WildTangent is developing several promotional games tied to larger ad campaigns as well as sports titles in connection with TV sports programming. In the past, the company has developed promotional games for Nike and sports games for Foxsports.com.
Madden says that CDA and Web Driver 4.0 clearly are capable of running on connected consoles eventually, but "the console market is different from the PC market and I would say that we are squarely focused on PC online in terms of immediate usage."
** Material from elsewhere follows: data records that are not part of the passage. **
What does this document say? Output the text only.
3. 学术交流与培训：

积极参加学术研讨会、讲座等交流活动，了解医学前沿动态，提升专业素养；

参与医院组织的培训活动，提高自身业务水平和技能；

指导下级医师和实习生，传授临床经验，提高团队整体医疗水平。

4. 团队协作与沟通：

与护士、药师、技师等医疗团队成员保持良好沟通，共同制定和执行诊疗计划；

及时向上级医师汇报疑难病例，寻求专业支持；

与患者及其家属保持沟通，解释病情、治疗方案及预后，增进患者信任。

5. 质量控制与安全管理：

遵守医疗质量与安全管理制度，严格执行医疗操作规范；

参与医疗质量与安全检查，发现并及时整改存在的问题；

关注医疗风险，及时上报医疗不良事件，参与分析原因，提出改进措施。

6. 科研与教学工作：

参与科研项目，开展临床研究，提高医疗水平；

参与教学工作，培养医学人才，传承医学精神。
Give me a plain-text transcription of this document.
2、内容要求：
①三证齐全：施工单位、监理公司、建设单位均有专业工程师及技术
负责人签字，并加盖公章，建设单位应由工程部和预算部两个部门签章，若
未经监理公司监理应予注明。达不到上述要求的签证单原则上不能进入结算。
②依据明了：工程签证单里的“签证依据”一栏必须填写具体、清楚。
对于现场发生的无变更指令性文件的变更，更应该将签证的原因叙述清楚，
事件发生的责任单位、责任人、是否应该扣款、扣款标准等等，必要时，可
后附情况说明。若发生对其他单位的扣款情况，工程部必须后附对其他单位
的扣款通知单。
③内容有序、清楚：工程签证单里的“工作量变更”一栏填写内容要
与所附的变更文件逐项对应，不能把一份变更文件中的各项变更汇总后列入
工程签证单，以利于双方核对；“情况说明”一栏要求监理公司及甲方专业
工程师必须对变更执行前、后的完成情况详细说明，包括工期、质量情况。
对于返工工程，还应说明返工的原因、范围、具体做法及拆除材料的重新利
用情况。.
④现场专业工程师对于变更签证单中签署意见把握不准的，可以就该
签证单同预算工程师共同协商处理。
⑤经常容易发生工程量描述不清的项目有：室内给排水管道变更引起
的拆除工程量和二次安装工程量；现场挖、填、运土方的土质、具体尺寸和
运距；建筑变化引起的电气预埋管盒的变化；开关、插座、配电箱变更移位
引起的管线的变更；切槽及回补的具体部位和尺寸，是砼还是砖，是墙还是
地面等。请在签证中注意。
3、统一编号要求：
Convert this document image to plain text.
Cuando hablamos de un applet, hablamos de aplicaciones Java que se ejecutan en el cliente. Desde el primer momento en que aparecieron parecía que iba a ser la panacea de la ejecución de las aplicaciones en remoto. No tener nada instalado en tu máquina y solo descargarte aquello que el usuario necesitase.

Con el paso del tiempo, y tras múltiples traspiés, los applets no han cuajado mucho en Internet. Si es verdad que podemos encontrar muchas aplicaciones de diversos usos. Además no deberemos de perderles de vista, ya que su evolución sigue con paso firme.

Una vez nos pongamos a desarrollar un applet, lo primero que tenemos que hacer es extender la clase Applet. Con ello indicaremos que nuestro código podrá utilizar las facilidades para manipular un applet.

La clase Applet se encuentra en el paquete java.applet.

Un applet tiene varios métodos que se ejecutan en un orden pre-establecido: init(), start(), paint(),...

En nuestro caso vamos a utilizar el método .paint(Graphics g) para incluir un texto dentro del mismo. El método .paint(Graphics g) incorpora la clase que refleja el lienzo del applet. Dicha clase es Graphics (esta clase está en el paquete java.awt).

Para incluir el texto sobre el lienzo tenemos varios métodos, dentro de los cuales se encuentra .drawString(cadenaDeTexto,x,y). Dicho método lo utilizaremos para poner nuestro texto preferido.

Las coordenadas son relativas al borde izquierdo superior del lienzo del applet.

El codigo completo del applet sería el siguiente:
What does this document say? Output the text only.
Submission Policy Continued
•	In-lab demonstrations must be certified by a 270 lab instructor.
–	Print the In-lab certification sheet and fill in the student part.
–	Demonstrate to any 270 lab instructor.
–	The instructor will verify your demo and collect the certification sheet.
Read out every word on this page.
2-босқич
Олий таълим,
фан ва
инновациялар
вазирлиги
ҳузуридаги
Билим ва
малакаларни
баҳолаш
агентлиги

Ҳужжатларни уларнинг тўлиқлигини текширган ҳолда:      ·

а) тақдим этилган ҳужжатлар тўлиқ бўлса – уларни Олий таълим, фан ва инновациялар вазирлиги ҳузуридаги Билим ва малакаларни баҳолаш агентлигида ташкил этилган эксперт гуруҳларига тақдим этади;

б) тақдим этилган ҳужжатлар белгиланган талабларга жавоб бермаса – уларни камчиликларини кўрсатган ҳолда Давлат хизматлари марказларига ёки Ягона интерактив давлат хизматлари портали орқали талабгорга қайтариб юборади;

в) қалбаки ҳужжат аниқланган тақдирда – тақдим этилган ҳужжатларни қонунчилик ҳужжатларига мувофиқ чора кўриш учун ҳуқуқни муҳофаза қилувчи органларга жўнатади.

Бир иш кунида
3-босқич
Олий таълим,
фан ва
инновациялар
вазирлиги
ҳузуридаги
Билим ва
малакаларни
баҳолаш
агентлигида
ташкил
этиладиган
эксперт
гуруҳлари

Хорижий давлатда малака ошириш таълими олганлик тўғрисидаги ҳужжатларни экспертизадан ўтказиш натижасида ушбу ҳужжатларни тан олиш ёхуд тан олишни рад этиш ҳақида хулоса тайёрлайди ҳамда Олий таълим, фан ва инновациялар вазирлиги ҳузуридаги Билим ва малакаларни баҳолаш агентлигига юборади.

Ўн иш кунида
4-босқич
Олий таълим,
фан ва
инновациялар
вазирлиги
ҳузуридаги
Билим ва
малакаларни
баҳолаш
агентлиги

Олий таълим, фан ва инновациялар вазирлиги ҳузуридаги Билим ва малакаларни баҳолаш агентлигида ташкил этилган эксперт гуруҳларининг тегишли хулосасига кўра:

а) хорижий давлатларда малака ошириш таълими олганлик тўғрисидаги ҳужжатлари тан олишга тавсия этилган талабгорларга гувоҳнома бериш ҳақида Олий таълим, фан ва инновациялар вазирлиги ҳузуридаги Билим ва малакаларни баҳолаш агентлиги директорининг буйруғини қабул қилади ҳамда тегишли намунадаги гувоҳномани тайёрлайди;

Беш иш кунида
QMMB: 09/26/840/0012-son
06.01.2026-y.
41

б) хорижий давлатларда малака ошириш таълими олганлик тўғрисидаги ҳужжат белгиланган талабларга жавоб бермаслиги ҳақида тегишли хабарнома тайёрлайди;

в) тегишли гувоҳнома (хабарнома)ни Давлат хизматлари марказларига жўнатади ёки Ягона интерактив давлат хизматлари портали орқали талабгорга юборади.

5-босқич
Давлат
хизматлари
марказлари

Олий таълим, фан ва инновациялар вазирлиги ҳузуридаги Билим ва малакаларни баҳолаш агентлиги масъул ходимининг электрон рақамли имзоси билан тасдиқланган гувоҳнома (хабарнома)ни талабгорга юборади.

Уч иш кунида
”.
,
WildTangent hasn't settled on a schedule of licensing fees for the new engine but is negotiating deals individually at the moment. In our use of Web Driver 4.0, the technology looked very promising. The ability to get an online player up and running in a title in a minute with sophisticated gameplay and graphics opens up a host of possibilities.
We think that one of the strongest uses of this sort of robust digital delivery system is for online demos of retail games. Like on-demand gaming, downloadable demos of retail releases require lengthy downloads that tend to favor a niche audience of hard core gamers. A more accessible, faster delivery system could help games marketers promote a wider variety of their games outside of the core download sites, perhaps on lifestyle content sites that attract females and more casual gaming audiences.